Crave Worthy Vegan Smoky Bean Dip

Vegan Smoky Bean Dip
Vegan Smoky Bean Dip

This bean dip is one my husband made for me the first time while I was pregnant and he was being delightfully sweet and making me a surprise dinner. Since then I have made it every few weeks. Pretty much whenever we have all the ingredients in the house. This is one of those vegan recipes that you crave, and really think there is no way it could be vegan. It is also gluten, soy, and corn free (all the things I am avoiding because of my daughter’s sensitivities). When you need that super yummy, feels bad for you, gooey, warm, salty, comfort food; this is the one for you.

If you are being careful of the foods listed above make sure to read labels. Many canned refried beans have soybean oil, some liquid smoke has gluten, some salsa and hot sauce has gluten, soy or corn, and most vegan cheese has soy.

Vegan Smoky Bean Dip 

Ingredients

  • 2 cups refried beans, homemade, or one 15 oz can
  • 1/2-3/4 cup prepared salsa
  • 1/2 tsp cumin powder
  • 1/2 tsp liquid smoke
  • 1 TBL prepared hot sauce
  • 1/2-3/4 cup vegan cheddar cheese (Daiya brand is everything free)
  • Chips, crackers, or something crunchy to dip with

Instructions

  1. Mix all ingredients in a small saucepan.
  2. Heat over medium-low heat stirring frequently until cheese is melted, about 5 minutes.
  3. Serve hot with crunchy dippers.

Roasted Tomatillo Salsa

Tomatillo before being turned into salsa
Tomatillo before being turned into salsa

I’m not going to lie to you; the picture of the tomatillos is not mine, it is fromhttp://commons.wikimedia.org. I almost didn’t write this post for a lack of a picture of the salsa, but I didn’t want to ruin your Cinco de Mayo because I didn’t have a picture of this delicious roasted tomatillo salsa. I have tried to take pictures of it, but it is eaten to fast and the pictures always blur. This salsa is a recipe I learned at the elbow of a wonderful friend when we lived in San Diego. Since living in Maine we have been growing our own tomatillos and have been making great batches of the salsa, always with the memories of being almost smoked out of our very small enclosed kitchen in San Diego when our friend roasted the chili peppers. Oh, the sweet memories. This is a perfect appetizer for any Mexican meal, or anytime you want to impress someone with your amazing salsa making abilities.

Roasted Tomatillo Salsa

Ingredients

  • 12-15 tomatillos, husks removed
  • 5-15 chilis del arbol
  • 2 small cloves garlic, peeled
  • 1/4 tsp. salt
  • 1/2 tsp sugar

Instructions

  1. Line a heavy skillet with aluminum foil. (I use my cast iron skillet)
  2. Place tomatillos in the skillet and roast over medium high heat, turning occasionally, until tomatillos are cooked through and turning black in spots. About 20-30 minutes. (If you under-cook them I hear they taste like caterpillars) 
  3. While cooking tomatillos heat a small amount of oil in a small skillet. Add the chilies and cook until they are browned on all sides. Remove from heat and set aside.
  4. When tomatillos are cooked through place all ingredients (adding only a few chilies to start) in a food processor and blend until everything is mixed and very finely chopped.
  5. Taste and add more chilies and salt to suit your palate.
  6. Serve warm or after it has cooled depending on you level of patience.

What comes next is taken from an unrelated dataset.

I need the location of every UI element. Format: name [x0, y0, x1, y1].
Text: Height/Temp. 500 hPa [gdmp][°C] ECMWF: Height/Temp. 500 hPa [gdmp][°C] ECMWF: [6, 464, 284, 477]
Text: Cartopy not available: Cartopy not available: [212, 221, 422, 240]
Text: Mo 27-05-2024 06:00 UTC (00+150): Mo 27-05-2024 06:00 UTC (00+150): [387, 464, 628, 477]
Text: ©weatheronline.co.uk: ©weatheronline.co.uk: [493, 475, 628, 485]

Note: Salsa looses some of it’s spiciness when it cools.

 

Vegan Superbowl Chili Cheese Dip

Vegan chili cheese dip

Vegan Chili Cheese Dip you say? Ohh I do. This is the last recipe I’ll be posting using chili, I promise. (at least for now)

I usually make this using canned chili, but well I had the chili on hand so for New Year’s Eve this was what we had. It is so “real” tasting you will be surprised. We actually made a vegan chili cheese dip and a “normal” chili cheese dip and took them to a Super Bowl party last year thinking I could eat the vegan one and others could enjoy the “normal” one. Well people ended up eating both and not being able to tell the difference. I was rather shocked, but pleased.

This recipe is from my husband and is a family favorite. I had to adapt it for me, but really how hard is adapting when I’m just substituting the vegan versions of all the ingredients.

Hope you eat well and fool those around you.

Vegan Chili Cheese Dip

Ingredients

  • 1 8oz container vegan cream cheese
  • 2 cups chili or one 15oz can
  • 1/2 – 1 cup vegan cheddar or nacho cheese

Instructions

  1. Spread vegan cream cheese in the bottom of a 9′ round or square baking pan.
  2. Spread chili over the cream cheese and top with as much vegan cheddar as you like.
  3. Cover with aluminum foil and bake for 15-20 minutes until cheese is melted.
  4. Serve hot with chips.
  5. According to my husband they must be Frito scoops, no other chips will do.